A question remains, however, as to whether defendant might be prevented under a theory of waiver or estoppel from relying upon plaintiff's material misrepresentation since it appears that after discovery *855 of such misrepresentation defendant did not promptly move to rescind the insurance contract, but treated it as valid and binding (until terminated on June 4, 1986) and retained plaintiff's premiums which it viewed as earned. Loeb v. Nationwide Mut. &c. Ins. Co., 162 Ga. App. 561 (292 SE2d 409). "In Loeb, this court held that the insurer could not rely on the defense that the insured's fraud resulted in a void policy when the insurer retains premiums subsequent to the `cancellation' of the policy." State Farm Fire &c. Co. v. Jenkins, 167 Ga. App. 4, 6 (305 SE2d 801).

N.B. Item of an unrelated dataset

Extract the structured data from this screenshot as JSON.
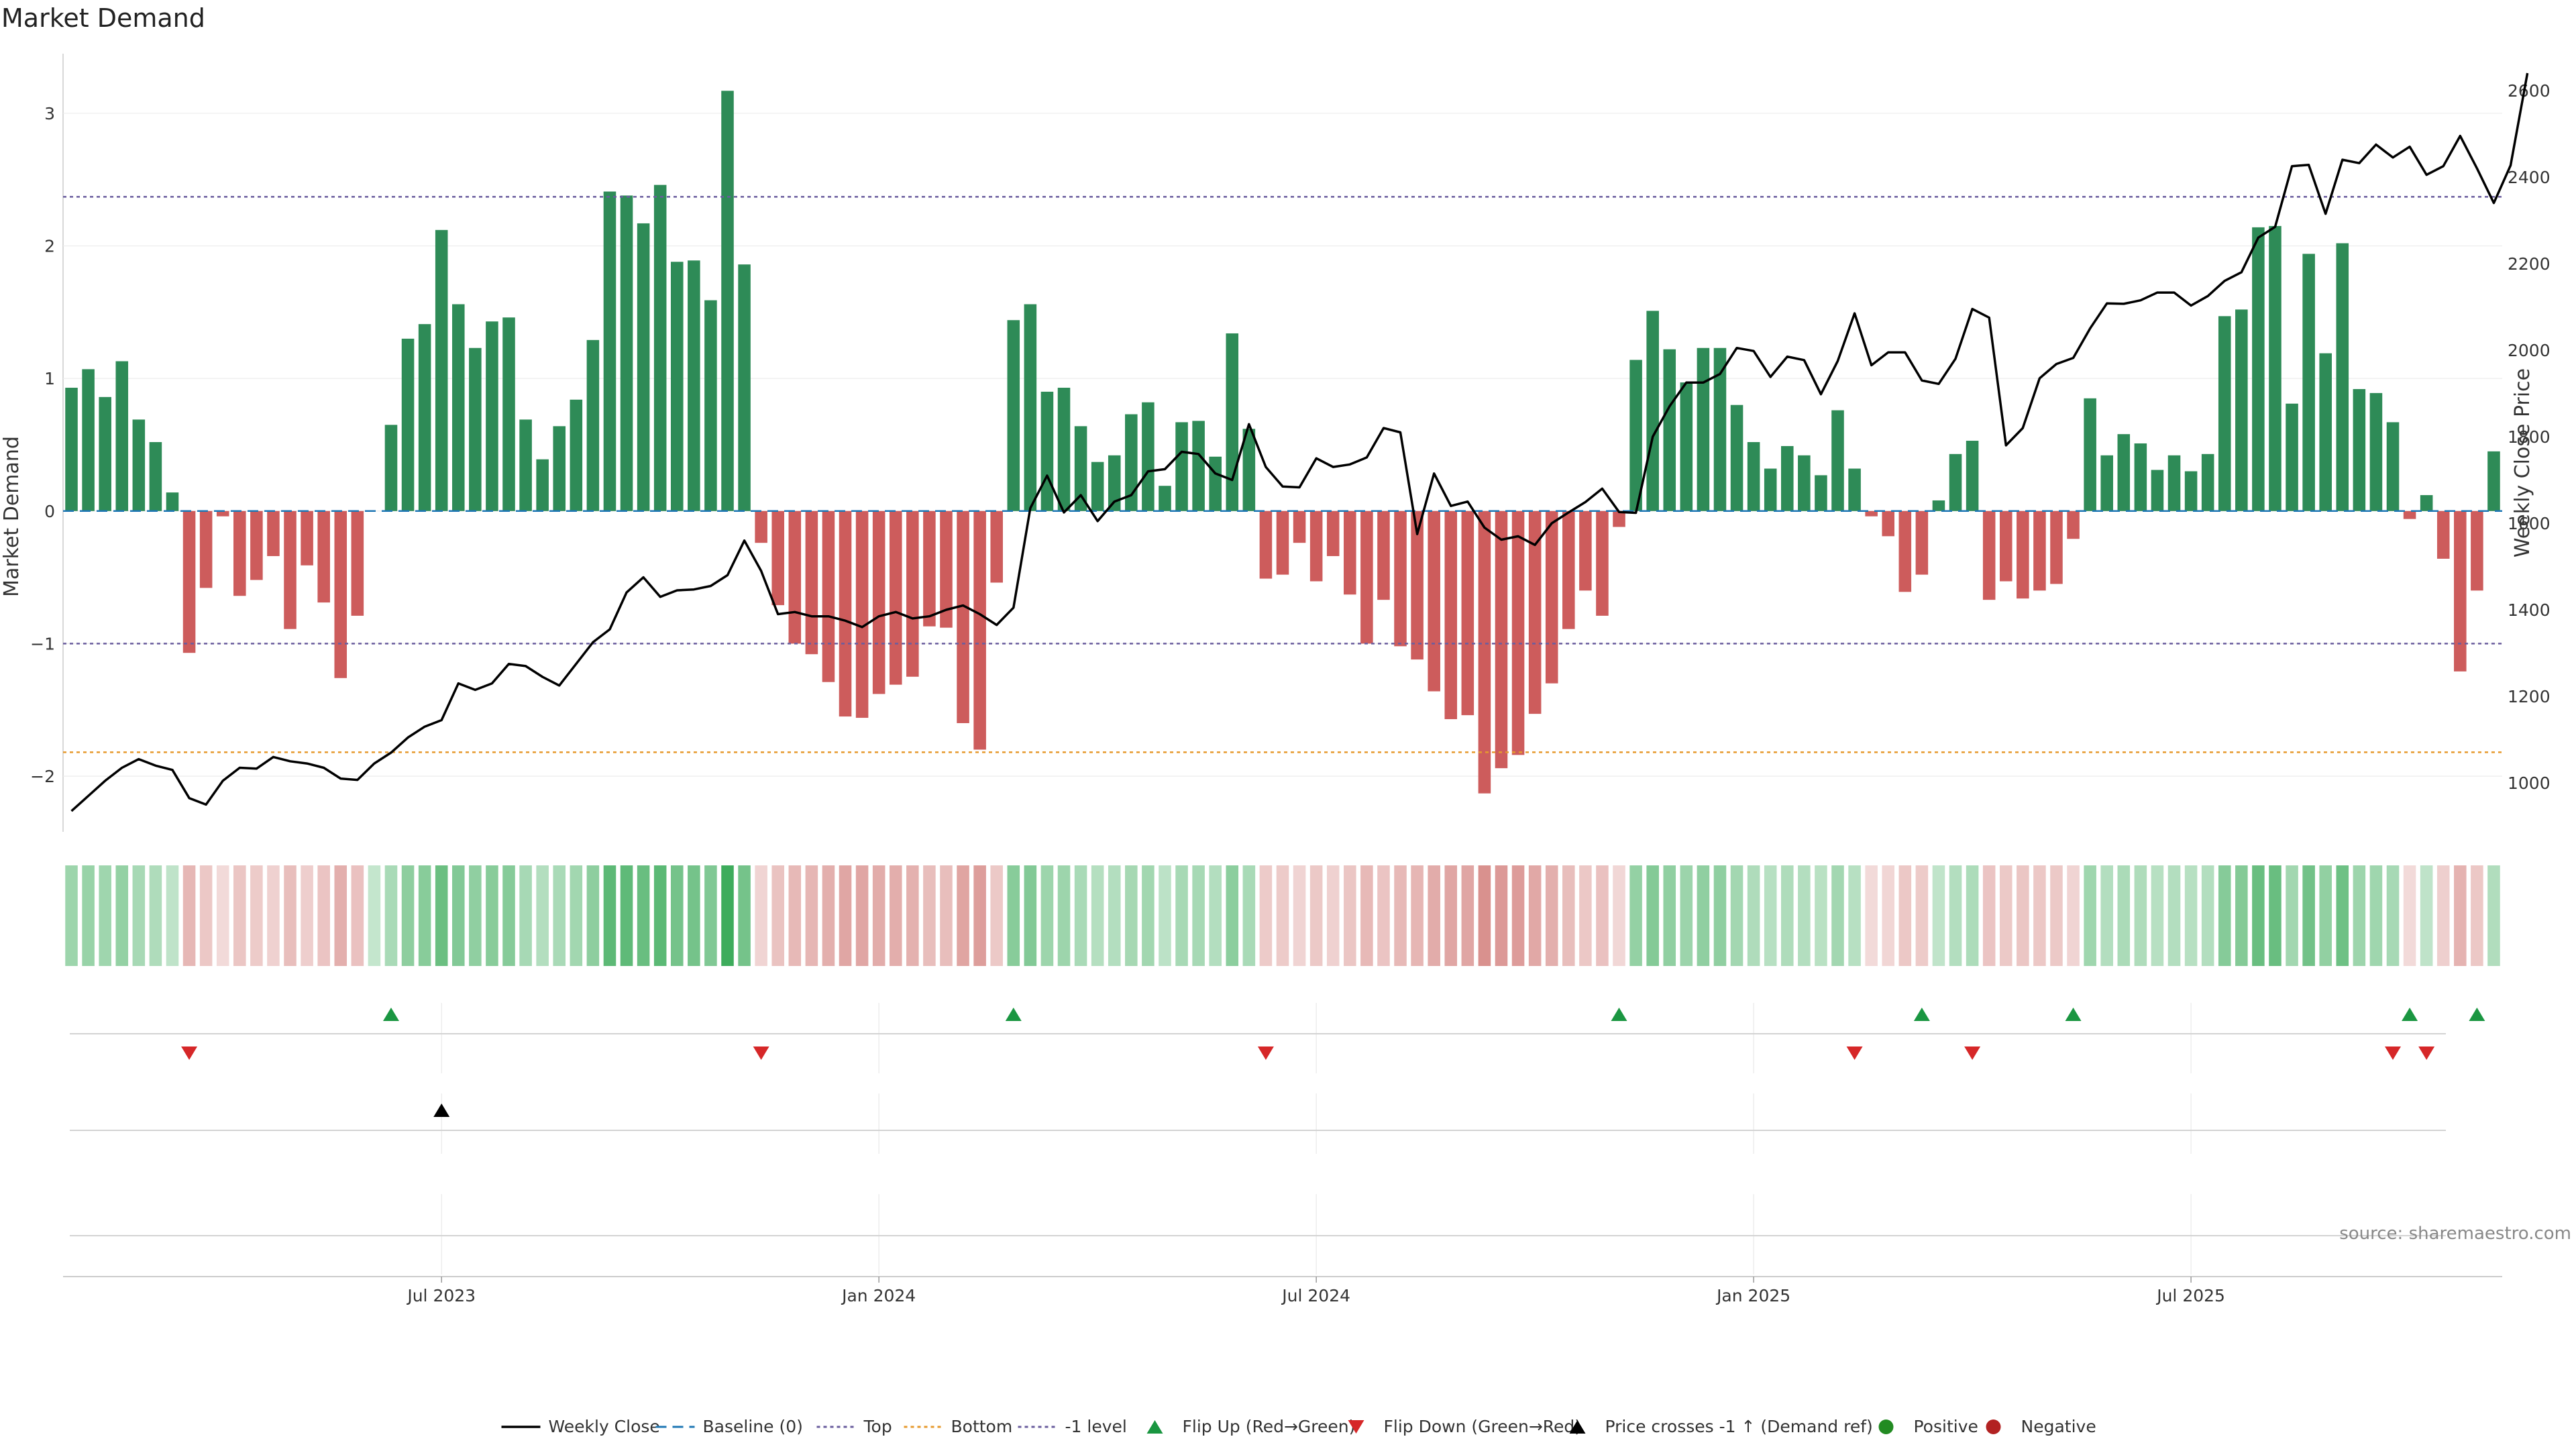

The state court, in recognition of recent decisions holding that liability coverage in a policy which protects innocent third parties remains in effect irrespective of misrepresentations made to the insurer, concluded that in such circumstances the insurer earns a portion of the premium attributable to liability coverage thus deemed to exist. Nonetheless, in the case sub judice defendant did not show what particular portion of the premiums paid by plaintiff were attributable to the liability coverage on the Porsche.

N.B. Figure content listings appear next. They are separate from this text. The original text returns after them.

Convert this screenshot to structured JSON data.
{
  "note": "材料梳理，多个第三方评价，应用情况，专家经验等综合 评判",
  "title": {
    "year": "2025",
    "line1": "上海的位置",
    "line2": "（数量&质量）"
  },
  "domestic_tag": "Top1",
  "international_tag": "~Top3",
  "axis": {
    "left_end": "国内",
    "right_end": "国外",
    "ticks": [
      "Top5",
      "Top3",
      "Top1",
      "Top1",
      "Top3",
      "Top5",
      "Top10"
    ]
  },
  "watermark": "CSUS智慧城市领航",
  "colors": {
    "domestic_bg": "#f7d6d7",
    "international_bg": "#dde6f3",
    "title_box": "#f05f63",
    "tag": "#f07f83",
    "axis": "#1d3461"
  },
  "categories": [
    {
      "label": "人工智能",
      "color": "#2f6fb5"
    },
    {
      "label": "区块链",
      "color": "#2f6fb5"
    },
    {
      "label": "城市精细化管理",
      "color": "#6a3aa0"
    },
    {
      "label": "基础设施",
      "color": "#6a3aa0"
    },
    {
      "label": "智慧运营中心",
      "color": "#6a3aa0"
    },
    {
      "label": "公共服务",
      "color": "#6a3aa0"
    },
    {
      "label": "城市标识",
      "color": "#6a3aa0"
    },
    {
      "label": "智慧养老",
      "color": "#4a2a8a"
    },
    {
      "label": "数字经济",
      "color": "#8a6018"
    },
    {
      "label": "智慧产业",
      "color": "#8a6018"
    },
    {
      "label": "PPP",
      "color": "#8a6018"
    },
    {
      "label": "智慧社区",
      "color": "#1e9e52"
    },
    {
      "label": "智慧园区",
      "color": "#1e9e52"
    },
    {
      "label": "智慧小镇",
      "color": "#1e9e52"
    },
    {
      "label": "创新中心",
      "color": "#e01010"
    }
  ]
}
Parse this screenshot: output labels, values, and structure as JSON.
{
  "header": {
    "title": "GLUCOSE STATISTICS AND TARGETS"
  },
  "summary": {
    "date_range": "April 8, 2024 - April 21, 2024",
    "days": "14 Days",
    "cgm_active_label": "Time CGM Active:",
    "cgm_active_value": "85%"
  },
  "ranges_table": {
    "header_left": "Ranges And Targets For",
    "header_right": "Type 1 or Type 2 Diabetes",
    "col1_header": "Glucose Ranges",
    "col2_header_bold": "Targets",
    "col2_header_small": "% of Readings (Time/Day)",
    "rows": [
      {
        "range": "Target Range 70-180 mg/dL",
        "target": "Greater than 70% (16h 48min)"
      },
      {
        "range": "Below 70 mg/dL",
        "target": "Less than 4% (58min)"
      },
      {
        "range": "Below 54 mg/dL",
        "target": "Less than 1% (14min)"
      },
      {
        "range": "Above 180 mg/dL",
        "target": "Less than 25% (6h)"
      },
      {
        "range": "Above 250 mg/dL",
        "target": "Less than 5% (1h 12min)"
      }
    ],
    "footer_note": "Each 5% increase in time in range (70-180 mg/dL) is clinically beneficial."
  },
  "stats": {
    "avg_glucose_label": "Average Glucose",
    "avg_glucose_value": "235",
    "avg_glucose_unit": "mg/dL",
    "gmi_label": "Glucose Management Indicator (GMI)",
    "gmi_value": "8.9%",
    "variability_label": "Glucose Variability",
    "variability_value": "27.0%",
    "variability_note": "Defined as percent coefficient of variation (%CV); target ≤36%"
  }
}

The state court being unable to determine whether defendant properly returned all unearned premiums to plaintiff sought to avoid submitting the remaining issues of fact to a jury by conditioning the grant of summary judgment in favor of defendant upon defendant's return to plaintiff of all premiums paid by plaintiff for the policy on the Porsche. Although the record suggests that the defendant has complied with the conditional aspect of the state court's order by returning the balance of plaintiff's payments for the Porsche policy, we do not view such an untimely gesture as sufficient to alter the posture of the parties involved in this litigation. "If a party to a contract seeks to avoid it on the ground of fraud or mistake, he must, upon discovery of the facts, at once announce his purpose and adhere to it. Otherwise, he can not avoid or rescind such contract." Gibson v. Alford, 161 Ga. 672, 673 (5) (132 SE 442). See also Precision Label Indus. v. Jones, 185 Ga. App. 161, 162 (1) (363 SE2d 605); Corbitt v. Harris, 182 Ga. App. 81, 82 (354 SE2d 637). Therefore, genuine issues of material fact remain which must be resolved in order to determine whether the case sub judice falls within the principles stated in Loeb v. Nationwide Mut. &c. Ins. Co., 162 Ga. App. 561, supra, and its progeny.

Judgment reversed. Carley, C. J., and Beasley, J., concur.